I perceive the danger of lies and gossip differently than I did a few months ago.  Not just the damage they can cause to a person’s reputation, but also the tolls they take on emotional and mental health. I said earlier that I don’t pay attention to the tabloids, but I’m aware of them. They constantly surround us, whether we’re in line at the store or online. 

The first thing I feel when I see them is disgust. Disgust that people are okay with exploiting the lives of others for money, and sympathy for those on the receiving end of this abuse. 

I may not live in the public eye, but I can say that when bad things happen, everyone who participates in spreading rumours and fanning the flames are no better than those who make their living doing this. 

So, if everything I just mentioned causes this much pain, why are people so quick to believe lies over the truth? Pamela Anderson said in her documentary Pamela: A Love Story, “It’s nervy to say the truth,” and my two cents is honestly that it makes people uncomfortable. People who believe lies don’t know how to react to the truth when it’s revealed, so instead of taking responsibility, they decide to continue believing the lies. Rather than admit they were wrong, they play the victim. 

If this isn’t frustrating enough, when someone we know chooses to believe the lies and repeats what they’ve heard, it’s tactless and fractures our relationship with them. 

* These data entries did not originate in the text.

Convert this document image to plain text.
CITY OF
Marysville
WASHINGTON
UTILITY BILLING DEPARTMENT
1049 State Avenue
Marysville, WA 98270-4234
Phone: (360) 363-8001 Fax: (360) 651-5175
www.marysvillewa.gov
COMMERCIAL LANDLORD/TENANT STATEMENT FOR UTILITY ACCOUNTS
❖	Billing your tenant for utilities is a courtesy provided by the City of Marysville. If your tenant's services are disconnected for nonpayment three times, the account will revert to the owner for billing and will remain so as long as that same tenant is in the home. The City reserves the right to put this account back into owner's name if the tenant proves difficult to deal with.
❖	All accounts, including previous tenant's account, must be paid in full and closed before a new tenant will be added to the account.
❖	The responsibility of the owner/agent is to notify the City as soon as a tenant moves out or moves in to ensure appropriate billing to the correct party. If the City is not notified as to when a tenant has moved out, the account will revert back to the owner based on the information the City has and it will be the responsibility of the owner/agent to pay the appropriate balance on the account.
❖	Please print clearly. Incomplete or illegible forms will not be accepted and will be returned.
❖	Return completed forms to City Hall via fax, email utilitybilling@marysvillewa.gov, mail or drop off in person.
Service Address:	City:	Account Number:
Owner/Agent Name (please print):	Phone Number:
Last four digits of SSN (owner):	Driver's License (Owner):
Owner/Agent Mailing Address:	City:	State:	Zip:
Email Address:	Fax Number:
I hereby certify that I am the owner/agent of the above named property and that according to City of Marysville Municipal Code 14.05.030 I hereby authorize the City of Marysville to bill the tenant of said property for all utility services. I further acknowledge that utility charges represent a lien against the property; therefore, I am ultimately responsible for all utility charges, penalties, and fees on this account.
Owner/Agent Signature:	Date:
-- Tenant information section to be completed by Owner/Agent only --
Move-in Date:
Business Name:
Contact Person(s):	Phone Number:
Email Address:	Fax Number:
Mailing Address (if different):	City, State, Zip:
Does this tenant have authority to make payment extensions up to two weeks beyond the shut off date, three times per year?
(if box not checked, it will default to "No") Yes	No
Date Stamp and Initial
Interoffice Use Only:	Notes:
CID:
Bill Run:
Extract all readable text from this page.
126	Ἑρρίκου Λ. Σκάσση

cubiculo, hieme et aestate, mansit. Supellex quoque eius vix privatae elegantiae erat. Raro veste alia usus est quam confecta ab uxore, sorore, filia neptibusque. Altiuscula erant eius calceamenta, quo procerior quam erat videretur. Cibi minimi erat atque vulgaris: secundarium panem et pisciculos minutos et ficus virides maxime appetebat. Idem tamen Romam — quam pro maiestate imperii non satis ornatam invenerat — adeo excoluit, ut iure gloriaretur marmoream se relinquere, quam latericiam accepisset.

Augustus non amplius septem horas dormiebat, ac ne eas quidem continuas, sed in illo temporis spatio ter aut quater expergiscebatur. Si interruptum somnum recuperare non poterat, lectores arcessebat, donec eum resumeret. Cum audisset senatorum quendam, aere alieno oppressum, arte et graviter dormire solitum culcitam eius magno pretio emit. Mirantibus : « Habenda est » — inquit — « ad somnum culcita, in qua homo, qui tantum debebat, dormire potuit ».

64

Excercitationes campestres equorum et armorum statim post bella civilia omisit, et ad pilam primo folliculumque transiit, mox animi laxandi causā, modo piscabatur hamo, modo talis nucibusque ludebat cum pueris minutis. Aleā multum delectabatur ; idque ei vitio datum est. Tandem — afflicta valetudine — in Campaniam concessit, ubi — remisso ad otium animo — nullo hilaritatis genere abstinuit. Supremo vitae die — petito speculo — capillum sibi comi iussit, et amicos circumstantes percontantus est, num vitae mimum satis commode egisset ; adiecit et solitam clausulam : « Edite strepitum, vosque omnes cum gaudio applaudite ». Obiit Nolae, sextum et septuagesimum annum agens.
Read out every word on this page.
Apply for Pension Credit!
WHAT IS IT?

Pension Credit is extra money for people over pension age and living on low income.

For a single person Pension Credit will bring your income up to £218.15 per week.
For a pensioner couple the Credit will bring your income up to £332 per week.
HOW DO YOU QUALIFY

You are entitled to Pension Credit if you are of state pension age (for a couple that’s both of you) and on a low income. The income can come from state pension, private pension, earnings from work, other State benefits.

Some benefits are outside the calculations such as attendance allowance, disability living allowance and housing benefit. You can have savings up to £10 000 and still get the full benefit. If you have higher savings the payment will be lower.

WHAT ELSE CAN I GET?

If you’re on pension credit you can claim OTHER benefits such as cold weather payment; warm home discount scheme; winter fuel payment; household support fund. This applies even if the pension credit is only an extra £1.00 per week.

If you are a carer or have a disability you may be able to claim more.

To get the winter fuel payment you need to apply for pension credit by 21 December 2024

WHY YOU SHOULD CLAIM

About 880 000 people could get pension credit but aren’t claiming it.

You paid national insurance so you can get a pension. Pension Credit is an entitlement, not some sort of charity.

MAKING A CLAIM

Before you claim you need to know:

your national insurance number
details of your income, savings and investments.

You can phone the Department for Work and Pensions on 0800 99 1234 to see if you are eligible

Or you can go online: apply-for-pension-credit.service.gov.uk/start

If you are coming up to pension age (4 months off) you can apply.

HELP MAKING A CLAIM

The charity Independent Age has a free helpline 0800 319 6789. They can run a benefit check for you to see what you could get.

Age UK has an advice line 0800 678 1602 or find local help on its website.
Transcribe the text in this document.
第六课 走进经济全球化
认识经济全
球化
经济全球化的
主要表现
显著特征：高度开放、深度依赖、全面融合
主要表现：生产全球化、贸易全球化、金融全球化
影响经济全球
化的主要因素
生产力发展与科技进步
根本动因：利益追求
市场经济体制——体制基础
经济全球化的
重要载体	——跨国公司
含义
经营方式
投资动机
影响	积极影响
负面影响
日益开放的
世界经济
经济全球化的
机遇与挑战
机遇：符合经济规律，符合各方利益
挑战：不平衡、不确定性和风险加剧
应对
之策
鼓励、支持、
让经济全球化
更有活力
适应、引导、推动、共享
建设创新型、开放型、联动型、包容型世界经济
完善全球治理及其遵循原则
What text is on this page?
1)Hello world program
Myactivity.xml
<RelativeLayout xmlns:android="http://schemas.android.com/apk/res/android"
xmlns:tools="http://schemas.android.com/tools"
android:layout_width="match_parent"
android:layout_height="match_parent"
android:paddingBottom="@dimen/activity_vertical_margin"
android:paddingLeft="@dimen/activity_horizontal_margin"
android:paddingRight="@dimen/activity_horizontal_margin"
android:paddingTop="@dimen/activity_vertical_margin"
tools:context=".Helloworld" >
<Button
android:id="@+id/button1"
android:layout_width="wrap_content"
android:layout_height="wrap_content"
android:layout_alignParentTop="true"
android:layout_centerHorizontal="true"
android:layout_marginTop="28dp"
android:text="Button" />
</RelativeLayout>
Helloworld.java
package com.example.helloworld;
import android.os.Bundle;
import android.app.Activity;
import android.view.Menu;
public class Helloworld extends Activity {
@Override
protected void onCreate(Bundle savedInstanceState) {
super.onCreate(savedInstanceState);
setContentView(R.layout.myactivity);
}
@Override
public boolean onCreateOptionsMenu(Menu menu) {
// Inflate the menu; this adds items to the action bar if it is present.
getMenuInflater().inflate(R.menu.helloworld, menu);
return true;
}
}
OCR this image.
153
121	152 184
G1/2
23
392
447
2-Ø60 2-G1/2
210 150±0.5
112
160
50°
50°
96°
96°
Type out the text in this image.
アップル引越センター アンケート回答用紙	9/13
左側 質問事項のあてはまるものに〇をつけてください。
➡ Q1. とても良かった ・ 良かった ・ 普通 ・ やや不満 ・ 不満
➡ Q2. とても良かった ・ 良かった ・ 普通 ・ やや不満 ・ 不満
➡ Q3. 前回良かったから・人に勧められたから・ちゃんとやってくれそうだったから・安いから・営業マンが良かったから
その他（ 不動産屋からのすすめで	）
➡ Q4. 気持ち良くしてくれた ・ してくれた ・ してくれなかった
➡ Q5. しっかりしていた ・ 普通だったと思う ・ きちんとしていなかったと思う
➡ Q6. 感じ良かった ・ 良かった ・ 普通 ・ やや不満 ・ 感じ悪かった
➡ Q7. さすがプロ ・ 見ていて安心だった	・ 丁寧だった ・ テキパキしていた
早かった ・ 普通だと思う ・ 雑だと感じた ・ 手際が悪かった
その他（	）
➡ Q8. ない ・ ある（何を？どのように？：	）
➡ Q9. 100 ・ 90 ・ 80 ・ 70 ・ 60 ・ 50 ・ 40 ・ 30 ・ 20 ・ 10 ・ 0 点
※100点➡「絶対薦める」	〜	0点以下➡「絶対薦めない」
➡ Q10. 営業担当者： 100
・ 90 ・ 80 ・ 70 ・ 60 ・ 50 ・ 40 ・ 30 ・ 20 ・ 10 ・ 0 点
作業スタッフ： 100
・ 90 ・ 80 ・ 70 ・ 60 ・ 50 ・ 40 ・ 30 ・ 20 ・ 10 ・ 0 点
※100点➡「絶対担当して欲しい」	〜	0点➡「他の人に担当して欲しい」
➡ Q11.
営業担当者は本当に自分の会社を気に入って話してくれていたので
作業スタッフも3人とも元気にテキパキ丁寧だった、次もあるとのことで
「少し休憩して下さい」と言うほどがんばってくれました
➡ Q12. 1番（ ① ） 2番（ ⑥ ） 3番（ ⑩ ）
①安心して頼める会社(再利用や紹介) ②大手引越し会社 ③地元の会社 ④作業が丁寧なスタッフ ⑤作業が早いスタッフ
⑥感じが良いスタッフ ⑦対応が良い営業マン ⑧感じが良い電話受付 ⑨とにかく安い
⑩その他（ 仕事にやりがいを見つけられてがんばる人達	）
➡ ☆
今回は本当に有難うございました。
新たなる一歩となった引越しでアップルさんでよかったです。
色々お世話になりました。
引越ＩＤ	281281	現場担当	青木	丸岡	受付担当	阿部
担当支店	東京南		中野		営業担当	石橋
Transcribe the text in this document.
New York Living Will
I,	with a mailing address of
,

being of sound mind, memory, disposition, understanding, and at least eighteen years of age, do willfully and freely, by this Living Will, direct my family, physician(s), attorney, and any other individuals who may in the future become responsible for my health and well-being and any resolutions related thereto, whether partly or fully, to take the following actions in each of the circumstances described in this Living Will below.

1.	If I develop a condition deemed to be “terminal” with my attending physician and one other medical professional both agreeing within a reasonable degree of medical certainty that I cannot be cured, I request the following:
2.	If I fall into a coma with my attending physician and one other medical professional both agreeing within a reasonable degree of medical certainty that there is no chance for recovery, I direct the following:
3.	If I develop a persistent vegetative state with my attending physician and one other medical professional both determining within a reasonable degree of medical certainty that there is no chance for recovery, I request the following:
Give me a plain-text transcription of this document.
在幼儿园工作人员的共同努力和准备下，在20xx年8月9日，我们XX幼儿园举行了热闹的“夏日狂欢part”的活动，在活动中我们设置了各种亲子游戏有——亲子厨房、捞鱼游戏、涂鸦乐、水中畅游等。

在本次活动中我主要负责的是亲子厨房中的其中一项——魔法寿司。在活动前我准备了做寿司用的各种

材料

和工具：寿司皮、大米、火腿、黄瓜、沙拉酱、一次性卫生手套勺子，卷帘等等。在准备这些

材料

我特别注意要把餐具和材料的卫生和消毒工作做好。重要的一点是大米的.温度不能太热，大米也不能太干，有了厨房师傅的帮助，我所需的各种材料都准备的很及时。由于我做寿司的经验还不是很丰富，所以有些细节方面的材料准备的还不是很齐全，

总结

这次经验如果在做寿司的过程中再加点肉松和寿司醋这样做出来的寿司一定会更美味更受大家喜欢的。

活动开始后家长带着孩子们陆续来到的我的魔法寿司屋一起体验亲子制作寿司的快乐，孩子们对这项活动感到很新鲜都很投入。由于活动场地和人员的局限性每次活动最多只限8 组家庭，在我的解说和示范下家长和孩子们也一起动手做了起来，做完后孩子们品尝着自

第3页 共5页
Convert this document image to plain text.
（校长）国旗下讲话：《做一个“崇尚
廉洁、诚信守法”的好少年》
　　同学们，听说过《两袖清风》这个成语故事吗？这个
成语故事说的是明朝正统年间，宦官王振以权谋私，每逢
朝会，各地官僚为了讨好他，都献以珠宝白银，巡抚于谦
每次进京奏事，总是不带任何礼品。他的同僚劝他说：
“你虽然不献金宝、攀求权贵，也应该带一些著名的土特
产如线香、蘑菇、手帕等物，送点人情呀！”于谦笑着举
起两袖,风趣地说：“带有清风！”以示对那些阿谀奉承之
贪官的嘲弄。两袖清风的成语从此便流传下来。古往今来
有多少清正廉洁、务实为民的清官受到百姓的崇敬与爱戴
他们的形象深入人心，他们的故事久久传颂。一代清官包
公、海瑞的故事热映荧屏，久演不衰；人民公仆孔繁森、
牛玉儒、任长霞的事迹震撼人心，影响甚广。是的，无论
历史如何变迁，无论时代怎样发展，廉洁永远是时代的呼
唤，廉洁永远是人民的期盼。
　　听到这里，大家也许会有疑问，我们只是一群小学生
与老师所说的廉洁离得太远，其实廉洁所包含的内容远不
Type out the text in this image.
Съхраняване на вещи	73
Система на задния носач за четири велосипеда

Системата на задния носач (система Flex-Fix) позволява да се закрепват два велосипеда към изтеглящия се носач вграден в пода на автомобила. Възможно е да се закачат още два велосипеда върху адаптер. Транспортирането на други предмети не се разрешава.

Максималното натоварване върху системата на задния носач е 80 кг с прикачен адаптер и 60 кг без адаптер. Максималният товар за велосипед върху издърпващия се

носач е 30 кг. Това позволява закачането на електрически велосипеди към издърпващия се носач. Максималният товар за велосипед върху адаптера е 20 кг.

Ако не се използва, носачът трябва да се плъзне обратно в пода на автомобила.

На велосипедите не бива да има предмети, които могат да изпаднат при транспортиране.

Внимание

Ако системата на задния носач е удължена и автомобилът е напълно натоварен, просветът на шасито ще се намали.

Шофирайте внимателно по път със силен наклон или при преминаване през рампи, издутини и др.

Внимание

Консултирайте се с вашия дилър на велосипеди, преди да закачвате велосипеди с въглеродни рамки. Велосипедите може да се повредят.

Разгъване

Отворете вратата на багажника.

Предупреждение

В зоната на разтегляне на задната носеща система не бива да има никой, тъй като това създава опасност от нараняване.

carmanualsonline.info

No matter what walk of life we come from, lies and misinformation can be damaging on many levels. Harry says, “When a lie spreads on social media, it’s dangerous. Of course it is. But when that same lie is given credibility by journalists or publishers, it’s unethical, and as far as I’m concerned, an abuse of power.” 

We’re always going to cross paths with people who think that lies are more interesting than the truth and don’t care about the fallout. But we’re also going to meet those who value truth. 

I would rather take some heat for being honest than lose my morals and integrity in the toxic game of “What salacious story can I publish about someone that will make me a fortune?” 

We all have a choice. We can believe and speak lies, or we can speak the truth. What’s yours? 

Born and raised in Quesnel, BC, Lauren Long is a strong advocate for mental health and well-being, as well as being a major Swiftie and a role model for positive body image. She believes in the value of truth, and that truth matters. When she’s not writing, you can find her on the pole, on the training mats or curled up with a good book.